J B Prajapati, head of dairy microbiology department at Anand Agricultural University is working on Lactobacillus helveticus and Lactobacillus rhamnosus bacteria for the past 25 years. “We have standardised several types of dahi (curd), lassi (sweet butter milk) and butter milk which contain these beneficial bacteria,” he says. “We are now working on a project sponsored by the Department of Biotechnology of the Union Ministry of Science and Technology, to test the role of these microbes in improving immunity. It involves clinical trials in people between the age of 65 and 75.”
Prajapati may realise dream to hit the market soon—sooner than his counterparts in NDRI. One of his bacteria is to be licensed to a company and products may be rolled out in about a year.
At CMC, B S Ramakrishna, who heads the Department of Gastroenterology, has been studying various bacteria of Lactobacillus genus, isolated from dairy animals in India. However, his work, by his own admission, is in its nascent stage. He says it will take five to 10 years for his microbes to be ready for the market.
While Indian scientists are confident about the efficacy of indigenous probiotic bacteria, it remains to be seen if they can beat their foreign competitors. The first hurdle is commercialisation. After Batish and Grover of NDRI finish their biosafety studies on animals, the big task ahead would be to get a third party lab to conduct a similar study to verify their claims. This is essential to get accreditation. Some labs they have approached quoted high price. “Labs ask for Rs 1-2 lakh for a single test,” says Grover.
The team plans to tie up with a commercial entity like Mother Dairy that will sponsor their lab accreditation tests. After this, trials on humans would have to be conducted to determine the safety and efficacy of the probiotic bacteria. NDRI, being a dairy research institute, does not have the infrastructure needed to conduct such trials. Grover says it is difficult to find hospitals that are willing to tie up for such trials with the institute. Prajapati faces similar issues. “We need support from medical faculty and more budget too,” he says. To add to the scientists’ woes, clinical trials outsourced to clinical research organisations are not well respected in the industry.

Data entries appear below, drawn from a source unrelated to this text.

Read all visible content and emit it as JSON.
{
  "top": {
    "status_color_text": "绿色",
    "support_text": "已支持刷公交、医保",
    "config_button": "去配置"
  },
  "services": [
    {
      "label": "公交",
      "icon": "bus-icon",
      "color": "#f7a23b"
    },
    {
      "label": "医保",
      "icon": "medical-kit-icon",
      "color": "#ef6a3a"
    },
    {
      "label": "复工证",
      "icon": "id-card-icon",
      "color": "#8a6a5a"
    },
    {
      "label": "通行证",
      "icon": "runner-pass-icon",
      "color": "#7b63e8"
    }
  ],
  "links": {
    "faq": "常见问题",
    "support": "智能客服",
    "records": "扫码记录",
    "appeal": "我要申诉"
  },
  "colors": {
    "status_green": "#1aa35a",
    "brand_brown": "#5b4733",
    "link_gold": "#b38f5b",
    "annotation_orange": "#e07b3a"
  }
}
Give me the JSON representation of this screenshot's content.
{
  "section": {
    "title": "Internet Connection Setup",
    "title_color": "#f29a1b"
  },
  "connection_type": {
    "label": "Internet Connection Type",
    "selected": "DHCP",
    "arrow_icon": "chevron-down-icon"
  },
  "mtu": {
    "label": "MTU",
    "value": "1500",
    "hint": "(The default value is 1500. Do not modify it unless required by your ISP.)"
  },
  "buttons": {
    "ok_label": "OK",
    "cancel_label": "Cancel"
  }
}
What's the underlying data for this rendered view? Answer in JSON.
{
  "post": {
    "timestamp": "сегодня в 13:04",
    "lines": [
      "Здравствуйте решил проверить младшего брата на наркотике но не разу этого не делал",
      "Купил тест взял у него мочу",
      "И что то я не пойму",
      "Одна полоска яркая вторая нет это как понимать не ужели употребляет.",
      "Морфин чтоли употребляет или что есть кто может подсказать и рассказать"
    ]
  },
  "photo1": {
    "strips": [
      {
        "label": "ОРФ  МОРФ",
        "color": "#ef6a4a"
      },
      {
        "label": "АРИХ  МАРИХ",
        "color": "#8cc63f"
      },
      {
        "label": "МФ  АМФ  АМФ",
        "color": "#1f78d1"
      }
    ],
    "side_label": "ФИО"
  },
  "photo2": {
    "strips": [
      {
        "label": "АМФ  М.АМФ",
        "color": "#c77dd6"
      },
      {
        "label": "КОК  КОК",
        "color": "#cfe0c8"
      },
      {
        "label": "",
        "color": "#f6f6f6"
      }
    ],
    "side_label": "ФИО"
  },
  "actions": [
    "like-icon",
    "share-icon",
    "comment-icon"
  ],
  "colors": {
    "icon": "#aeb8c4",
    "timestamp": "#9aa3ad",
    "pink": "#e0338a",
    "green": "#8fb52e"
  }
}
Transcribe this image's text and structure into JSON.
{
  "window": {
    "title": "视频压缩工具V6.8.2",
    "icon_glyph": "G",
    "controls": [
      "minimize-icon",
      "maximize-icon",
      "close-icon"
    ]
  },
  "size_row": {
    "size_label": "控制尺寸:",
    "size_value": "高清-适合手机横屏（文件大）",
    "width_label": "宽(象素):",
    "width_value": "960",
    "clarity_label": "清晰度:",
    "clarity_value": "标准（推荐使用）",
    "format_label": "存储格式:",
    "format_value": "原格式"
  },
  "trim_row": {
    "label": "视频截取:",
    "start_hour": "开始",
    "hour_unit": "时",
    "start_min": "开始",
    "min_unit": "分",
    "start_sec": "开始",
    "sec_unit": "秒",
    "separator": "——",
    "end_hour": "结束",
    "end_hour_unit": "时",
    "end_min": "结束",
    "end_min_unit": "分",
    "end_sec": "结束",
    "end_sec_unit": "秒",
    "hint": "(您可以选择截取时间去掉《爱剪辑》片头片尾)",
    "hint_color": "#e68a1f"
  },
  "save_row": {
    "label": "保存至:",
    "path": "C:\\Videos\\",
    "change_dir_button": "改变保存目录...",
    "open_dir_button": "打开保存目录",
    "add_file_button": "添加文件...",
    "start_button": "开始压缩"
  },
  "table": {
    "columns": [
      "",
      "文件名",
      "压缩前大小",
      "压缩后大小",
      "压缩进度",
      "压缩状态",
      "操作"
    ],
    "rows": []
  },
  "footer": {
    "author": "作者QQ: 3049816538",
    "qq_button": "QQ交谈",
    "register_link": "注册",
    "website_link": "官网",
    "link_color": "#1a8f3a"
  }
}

At present, the top players in the Indian market—Amul, Nestle, Mother Dairy and Yakult—use probiotic bacteria imported from other countries. What chances of survival do the Indian bacteria have then, when they enter the market? The industry seems ready to help.

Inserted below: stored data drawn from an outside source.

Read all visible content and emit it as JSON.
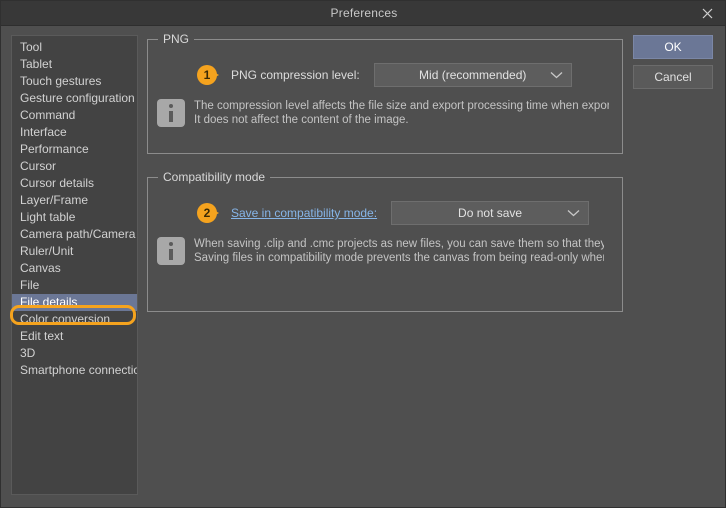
{
  "window": {
    "title": "Preferences",
    "close_icon": "close-icon"
  },
  "sidebar": {
    "items": [
      {
        "label": "Tool",
        "selected": false
      },
      {
        "label": "Tablet",
        "selected": false
      },
      {
        "label": "Touch gestures",
        "selected": false
      },
      {
        "label": "Gesture configuration",
        "selected": false
      },
      {
        "label": "Command",
        "selected": false
      },
      {
        "label": "Interface",
        "selected": false
      },
      {
        "label": "Performance",
        "selected": false
      },
      {
        "label": "Cursor",
        "selected": false
      },
      {
        "label": "Cursor details",
        "selected": false
      },
      {
        "label": "Layer/Frame",
        "selected": false
      },
      {
        "label": "Light table",
        "selected": false
      },
      {
        "label": "Camera path/Camera",
        "selected": false
      },
      {
        "label": "Ruler/Unit",
        "selected": false
      },
      {
        "label": "Canvas",
        "selected": false
      },
      {
        "label": "File",
        "selected": false
      },
      {
        "label": "File details",
        "selected": true
      },
      {
        "label": "Color conversion",
        "selected": false
      },
      {
        "label": "Edit text",
        "selected": false
      },
      {
        "label": "3D",
        "selected": false
      },
      {
        "label": "Smartphone connection",
        "selected": false
      }
    ]
  },
  "groups": {
    "png": {
      "title": "PNG",
      "badge": "1",
      "field_label": "PNG compression level:",
      "combo_value": "Mid (recommended)",
      "combo_arrow_icon": "chevron-down-icon",
      "info_icon": "info-icon",
      "info_line1": "The compression level affects the file size and export processing time when exporting a PNG file.",
      "info_line2": "It does not affect the content of the image."
    },
    "compatibility": {
      "title": "Compatibility mode",
      "badge": "2",
      "field_label": "Save in compatibility mode:",
      "combo_value": "Do not save",
      "combo_arrow_icon": "chevron-down-icon",
      "info_icon": "info-icon",
      "info_line1": "When saving .clip and .cmc projects as new files, you can save them so that they have better compatibility bet",
      "info_line2": "Saving files in compatibility mode prevents the canvas from being read-only when opened in later versions, bu"
    }
  },
  "buttons": {
    "ok": "OK",
    "cancel": "Cancel"
  },
  "colors": {
    "accent_orange": "#f5a31e",
    "selection_blue": "#6b7796",
    "link_blue": "#86b5e8",
    "dialog_bg": "#4f4f4f",
    "titlebar_bg": "#383838"
  }
}
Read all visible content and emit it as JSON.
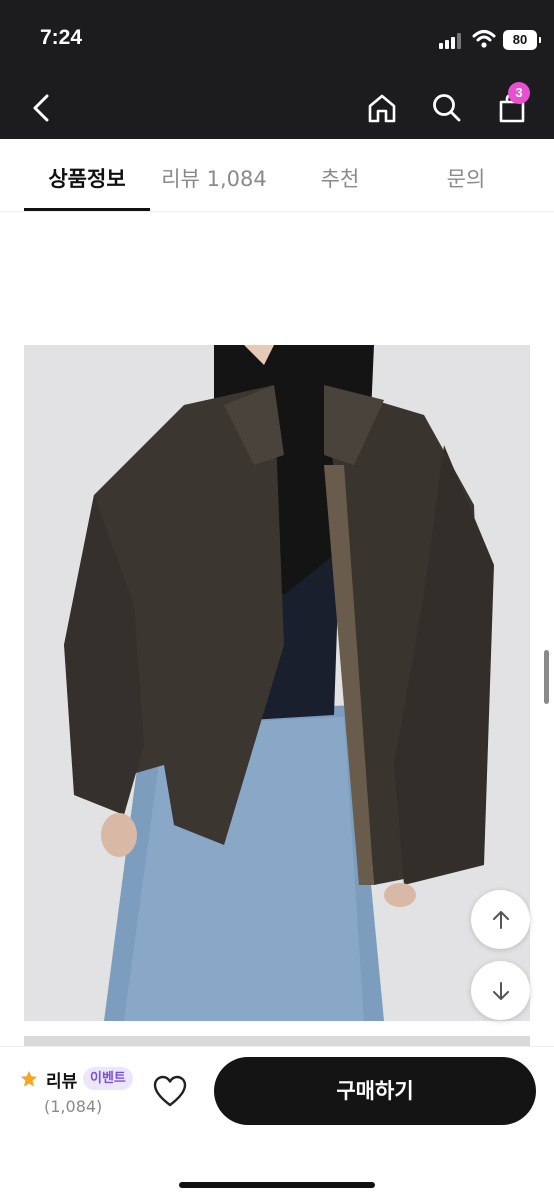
{
  "status_bar": {
    "time": "7:24",
    "battery": "80"
  },
  "nav": {
    "cart_count": "3"
  },
  "tabs": [
    {
      "label": "상품정보",
      "active": true
    },
    {
      "label": "리뷰 1,084",
      "active": false
    },
    {
      "label": "추천",
      "active": false
    },
    {
      "label": "문의",
      "active": false
    }
  ],
  "bottom_bar": {
    "review_label": "리뷰",
    "event_badge": "이벤트",
    "review_count": "(1,084)",
    "buy_label": "구매하기"
  },
  "colors": {
    "header_bg": "#1c1c1e",
    "badge_pink": "#e94fd1",
    "event_purple": "#7b4fe0",
    "star_orange": "#f5a623",
    "buy_button": "#141414"
  },
  "icons": [
    "back-arrow-icon",
    "home-icon",
    "search-icon",
    "shopping-bag-icon",
    "star-icon",
    "heart-icon",
    "arrow-up-icon",
    "arrow-down-icon"
  ]
}
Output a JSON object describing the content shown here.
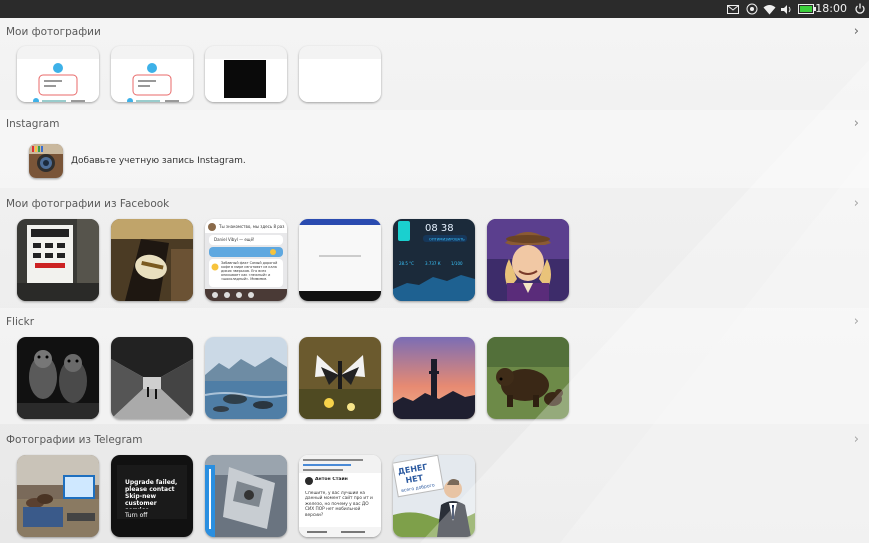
{
  "status_bar": {
    "time": "18:00",
    "icons": [
      "mail-icon",
      "location-icon",
      "wifi-icon",
      "volume-icon",
      "battery-icon",
      "power-icon"
    ]
  },
  "sections": [
    {
      "title": "Мои фотографии"
    },
    {
      "title": "Instagram",
      "prompt": "Добавьте учетную запись Instagram."
    },
    {
      "title": "Мои фотографии из Facebook"
    },
    {
      "title": "Flickr"
    },
    {
      "title": "Фотографии из Telegram"
    }
  ],
  "facebook_tile3": {
    "line1": "Ты знакомство, мы здесь 8 раз",
    "line2": "Daniel Vibyl — ещё!",
    "fact": "Забавный факт Самый дорогой кофе в мире изготовят из кала диких зверьков. Его всех описывает как «нежный» и «шоколадный». Мммммм."
  },
  "facebook_tile5": {
    "time": "08 38",
    "button": "ОПТИМИЗИРОВАТЬ",
    "stat1": "28.5 °C",
    "stat2": "3.737 К",
    "stat3": "1/100"
  },
  "telegram_tile2": {
    "text": "Upgrade failed, please contact Skip-new customer service.",
    "button": "Turn off"
  },
  "telegram_tile4": {
    "header": "Антон Стайн",
    "body": "Спешите, у вас лучший на данный момент сайт про ит и железо, но почему у вас ДО СИХ ПОР нет мобильной версии?"
  },
  "telegram_tile5": {
    "sign_line1": "ДЕНЕГ",
    "sign_line2": "НЕТ",
    "sign_line3": "всего доброго"
  }
}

R S Sodhi, managing director of Amul, in Anand, Gujarat, says if probiotic bacteria of Indian origin become available in the market, the dairy cooperative would be willing to incorporate them into its products. He says Amul is willing to fund the biosafety trials of Indian probiotic bacteria if scientists approach them. If scientists step up their efforts to promote indigenous bacteria they can capitalise on the boom.